We also have two special configuration for StorageElements:

# Setting it to NULL to transfer without
# checking the checksum, since it is already done by
# the DataMover and the RAWIntegrityAgent
# It should avoid the double read on the local disk
ChecksumType=NULL
# Setting this to True is dangerous...
# If we have a SRM_FILE_BUSY, we remove the file
# But we have enough safety net for the transfers from the pit
SRMBusyFilesExist = True

Finally, you need to overwrite the URLS of the RMS to make sure that they use the internal RMS:

URLs
{
  ReqManager = dips://lbdirac.cern.ch:9140/RequestManagement/ReqManager
  ReqProxyURLs = dips://lbdirac.cern.ch:9161/RequestManagement/ReqProxy
}

Installation/update of LHCbDirac version

Instructions to install or update a new version of LHCbDirac

ssh lhcbprod@lbgw.cern.ch
ssh store06
cd /sw/dirac/run2
source /sw/dirac/run2/bashrc
dirac-install -v -r vArBpC -t server -l LHCb -e LHCb
rm /sw/dirac/run2/pro ; ln -s versions/vArBpC_hhhhhh pro
cd /sw/dirac/run2/pro


foreach i (`ls`)
if -l $i then
  echo $i
  rm $i
  ln -s ../../$i
endif
end

Workflow

The DataMover is the Online code responsible for the interraction with the BKK (register the run, the files, set the replica flag), to request the physical transfers, and to remove the file of the Online storage when properly transfered.

The doc is visible here: https://lbdokuwiki.cern.ch/online_user:rundb_onlinetoofflinedataflow

The DataMover registers the Run and the files it already knows about in the BKK. Then it creates for each file a request with a PutAndRegister operation. The target SE is CERN-RAW, the Catalog is RAWIntegrity. The RequestExecutingAgent will execute the copy from the local online storage to CERN-RAW, and register it in the RAWIntegrity DB.

The RAWIntegrityAgent looks at all the files in the DB that are in status ‘Active’.

For each of them, it will check if the file is already on tape, and if so, compare the checksum.

If the checksum is incorrect, the file remains in status ‘Active’, and will require manual intervention. If the checksum is correct, we attempt to register the file in the DFC only.

If the registration fails, the file goes into ‘Copied’ status in the DB, c If the registration works, we attempt to remove the file from the Online storage. This removal Request sends a signal to the DataMover, which will mark the file for removal (garbage collection), and the replica flag to yes in the BKK.

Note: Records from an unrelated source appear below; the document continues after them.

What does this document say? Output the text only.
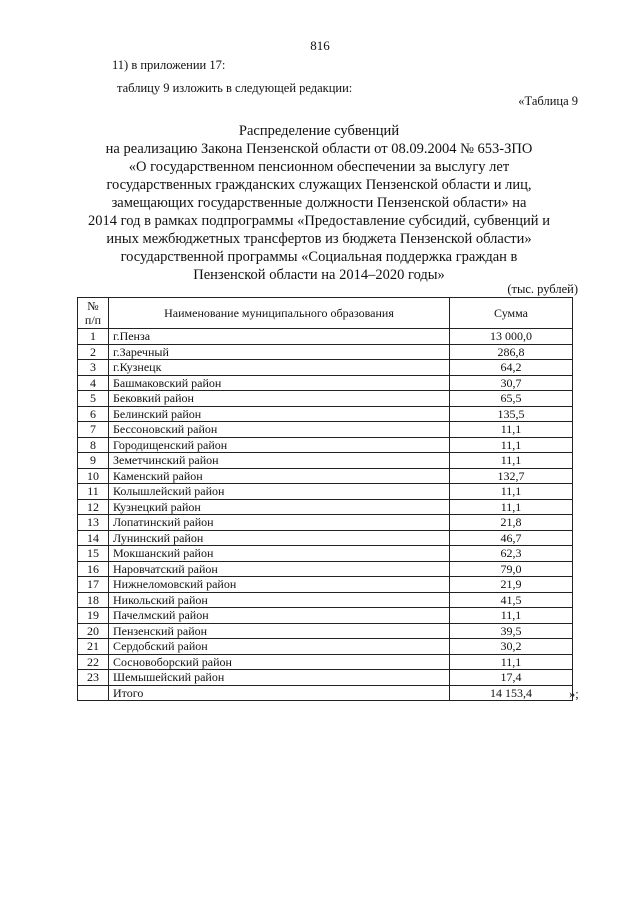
816
11) в приложении 17:
таблицу 9 изложить в следующей редакции:
«Таблица 9
Распределение субвенций
на реализацию Закона Пензенской области от 08.09.2004 № 653-ЗПО
«О государственном пенсионном обеспечении за выслугу лет
государственных гражданских служащих Пензенской области и лиц,
замещающих государственные должности Пензенской области» на
2014 год в рамках подпрограммы «Предоставление субсидий, субвенций и
иных межбюджетных трансфертов из бюджета Пензенской области»
государственной программы «Социальная поддержка граждан в
Пензенской области на 2014–2020 годы»
(тыс. рублей)
№
п/п	Наименование муниципального образования	Сумма
1	г.Пенза	13 000,0
2	г.Заречный	286,8
3	г.Кузнецк	64,2
4	Башмаковский район	30,7
5	Бековкий район	65,5
6	Белинский район	135,5
7	Бессоновский район	11,1
8	Городищенский район	11,1
9	Земетчинский район	11,1
10	Каменский район	132,7
11	Колышлейский район	11,1
12	Кузнецкий район	11,1
13	Лопатинский район	21,8
14	Лунинский район	46,7
15	Мокшанский район	62,3
16	Наровчатский район	79,0
17	Нижнеломовский район	21,9
18	Никольский район	41,5
19	Пачелмский район	11,1
20	Пензенский район	39,5
21	Сердобский район	30,2
22	Сосновоборский район	11,1
23	Шемышейский район	17,4
	Итого	14 153,4	»;
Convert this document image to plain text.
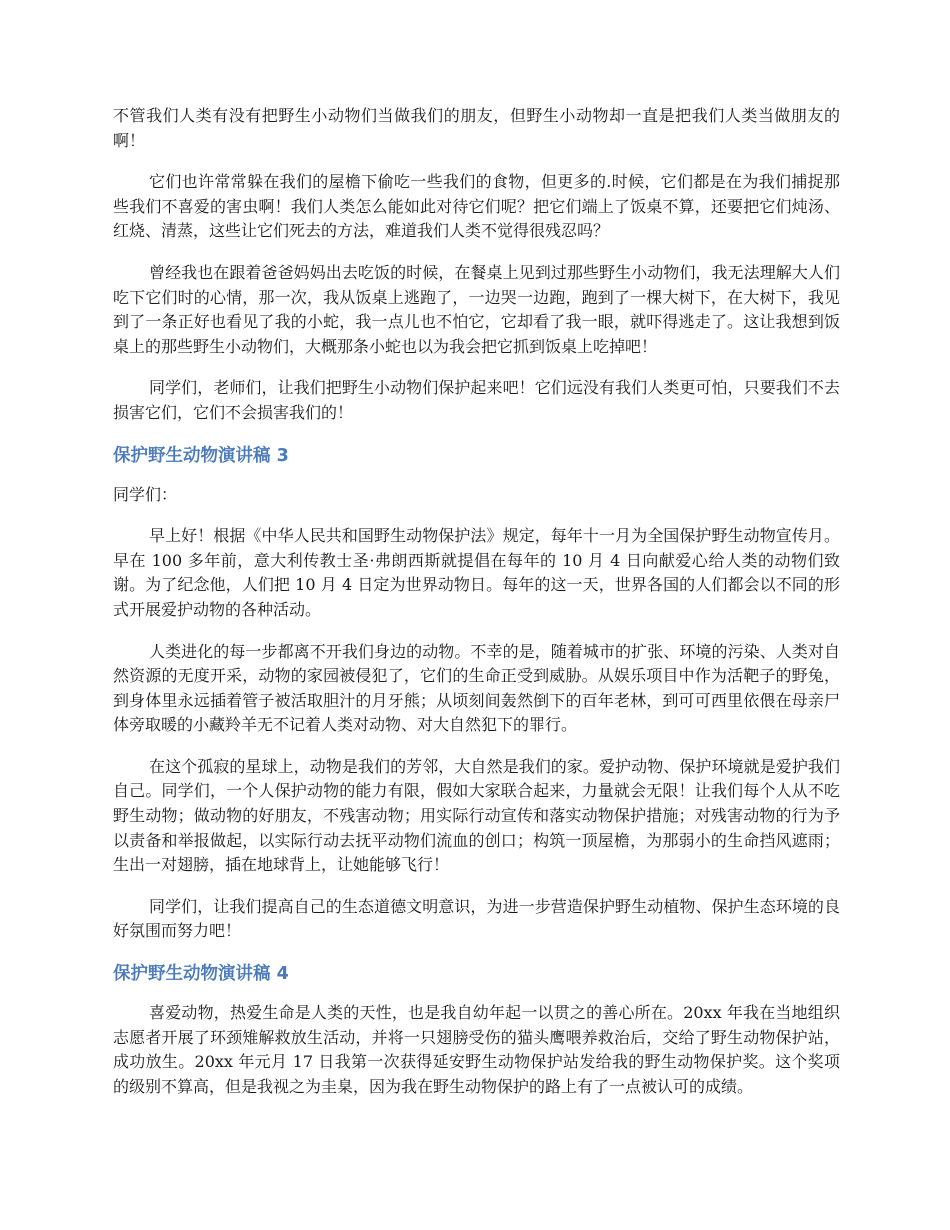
不管我们人类有没有把野生小动物们当做我们的朋友，但野生小动物却一直是把我们人类当做朋友的啊！

它们也许常常躲在我们的屋檐下偷吃一些我们的食物，但更多的.时候，它们都是在为我们捕捉那些我们不喜爱的害虫啊！我们人类怎么能如此对待它们呢？把它们端上了饭桌不算，还要把它们炖汤、红烧、清蒸，这些让它们死去的方法，难道我们人类不觉得很残忍吗？

曾经我也在跟着爸爸妈妈出去吃饭的时候，在餐桌上见到过那些野生小动物们，我无法理解大人们吃下它们时的心情，那一次，我从饭桌上逃跑了，一边哭一边跑，跑到了一棵大树下，在大树下，我见到了一条正好也看见了我的小蛇，我一点儿也不怕它，它却看了我一眼，就吓得逃走了。这让我想到饭桌上的那些野生小动物们，大概那条小蛇也以为我会把它抓到饭桌上吃掉吧！

同学们，老师们，让我们把野生小动物们保护起来吧！它们远没有我们人类更可怕，只要我们不去损害它们，它们不会损害我们的！

保护野生动物演讲稿 3

同学们：

早上好！根据《中华人民共和国野生动物保护法》规定，每年十一月为全国保护野生动物宣传月。早在 100 多年前，意大利传教士圣·弗朗西斯就提倡在每年的 10 月 4 日向献爱心给人类的动物们致谢。为了纪念他，人们把 10 月 4 日定为世界动物日。每年的这一天，世界各国的人们都会以不同的形式开展爱护动物的各种活动。

人类进化的每一步都离不开我们身边的动物。不幸的是，随着城市的扩张、环境的污染、人类对自然资源的无度开采，动物的家园被侵犯了，它们的生命正受到威胁。从娱乐项目中作为活靶子的野兔，到身体里永远插着管子被活取胆汁的月牙熊；从顷刻间轰然倒下的百年老林，到可可西里依偎在母亲尸体旁取暖的小藏羚羊无不记着人类对动物、对大自然犯下的罪行。

在这个孤寂的星球上，动物是我们的芳邻，大自然是我们的家。爱护动物、保护环境就是爱护我们自己。同学们，一个人保护动物的能力有限，假如大家联合起来，力量就会无限！让我们每个人从不吃野生动物；做动物的好朋友，不残害动物；用实际行动宣传和落实动物保护措施；对残害动物的行为予以责备和举报做起，以实际行动去抚平动物们流血的创口；构筑一顶屋檐，为那弱小的生命挡风遮雨；生出一对翅膀，插在地球背上，让她能够飞行！

同学们，让我们提高自己的生态道德文明意识，为进一步营造保护野生动植物、保护生态环境的良好氛围而努力吧！

保护野生动物演讲稿 4

喜爱动物，热爱生命是人类的天性，也是我自幼年起一以贯之的善心所在。20xx 年我在当地组织志愿者开展了环颈雉解救放生活动，并将一只翅膀受伤的猫头鹰喂养救治后，交给了野生动物保护站，成功放生。20xx 年元月 17 日我第一次获得延安野生动物保护站发给我的野生动物保护奖。这个奖项的级别不算高，但是我视之为圭臬，因为我在野生动物保护的路上有了一点被认可的成绩。
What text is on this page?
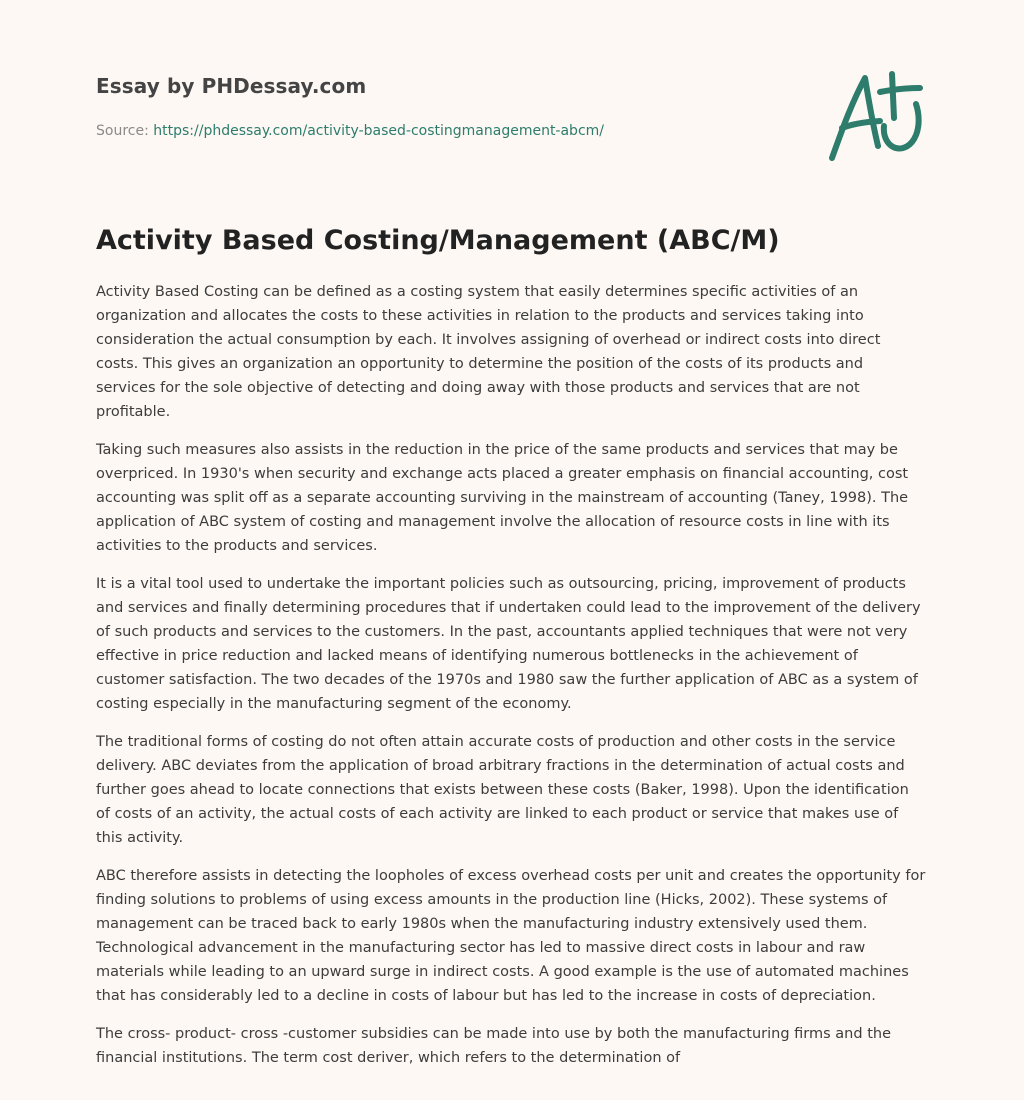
Essay by PHDessay.com
Source: https://phdessay.com/activity-based-costingmanagement-abcm/
Activity Based Costing/Management (ABC/M)

Activity Based Costing can be defined as a costing system that easily determines specific activities of an organization and allocates the costs to these activities in relation to the products and services taking into consideration the actual consumption by each. It involves assigning of overhead or indirect costs into direct costs. This gives an organization an opportunity to determine the position of the costs of its products and services for the sole objective of detecting and doing away with those products and services that are not profitable.

Taking such measures also assists in the reduction in the price of the same products and services that may be overpriced. In 1930's when security and exchange acts placed a greater emphasis on financial accounting, cost accounting was split off as a separate accounting surviving in the mainstream of accounting (Taney, 1998). The application of ABC system of costing and management involve the allocation of resource costs in line with its activities to the products and services.

It is a vital tool used to undertake the important policies such as outsourcing, pricing, improvement of products and services and finally determining procedures that if undertaken could lead to the improvement of the delivery of such products and services to the customers. In the past, accountants applied techniques that were not very effective in price reduction and lacked means of identifying numerous bottlenecks in the achievement of customer satisfaction. The two decades of the 1970s and 1980 saw the further application of ABC as a system of costing especially in the manufacturing segment of the economy.

The traditional forms of costing do not often attain accurate costs of production and other costs in the service delivery. ABC deviates from the application of broad arbitrary fractions in the determination of actual costs and further goes ahead to locate connections that exists between these costs (Baker, 1998). Upon the identification of costs of an activity, the actual costs of each activity are linked to each product or service that makes use of this activity.

ABC therefore assists in detecting the loopholes of excess overhead costs per unit and creates the opportunity for finding solutions to problems of using excess amounts in the production line (Hicks, 2002). These systems of management can be traced back to early 1980s when the manufacturing industry extensively used them. Technological advancement in the manufacturing sector has led to massive direct costs in labour and raw materials while leading to an upward surge in indirect costs. A good example is the use of automated machines that has considerably led to a decline in costs of labour but has led to the increase in costs of depreciation.

The cross- product- cross -customer subsidies can be made into use by both the manufacturing firms and the financial institutions. The term cost deriver, which refers to the determination of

If the removal fails, the file status is set to ‘Registered’ in the DB, and will be reattempted from there at the next loop. If the removal works, the file is set to ‘Done’ in the DB.

HLTFram

The Productions, Monte Carlo or Other, are run under the ONLINE account lhcbprod. Under its home directory, a sub-directory called production contains all the scripts and tools to start the agent launch by PVSS. PVSS called the script /home/lhcbprod/production/launch_agent.sh. which will call the DIRAC Pilot (/home/lhcbprod/production/dirac-pilot-3.sh). The code for the Pilot itself is store in /home/lhcbprod/production/Pilot3. The content of this directory is updated every day by a cron run on the machine cron01 as lhcbprod. The script which update it is /home/lhcbprod/production/dirac-pilot3-cron.sh.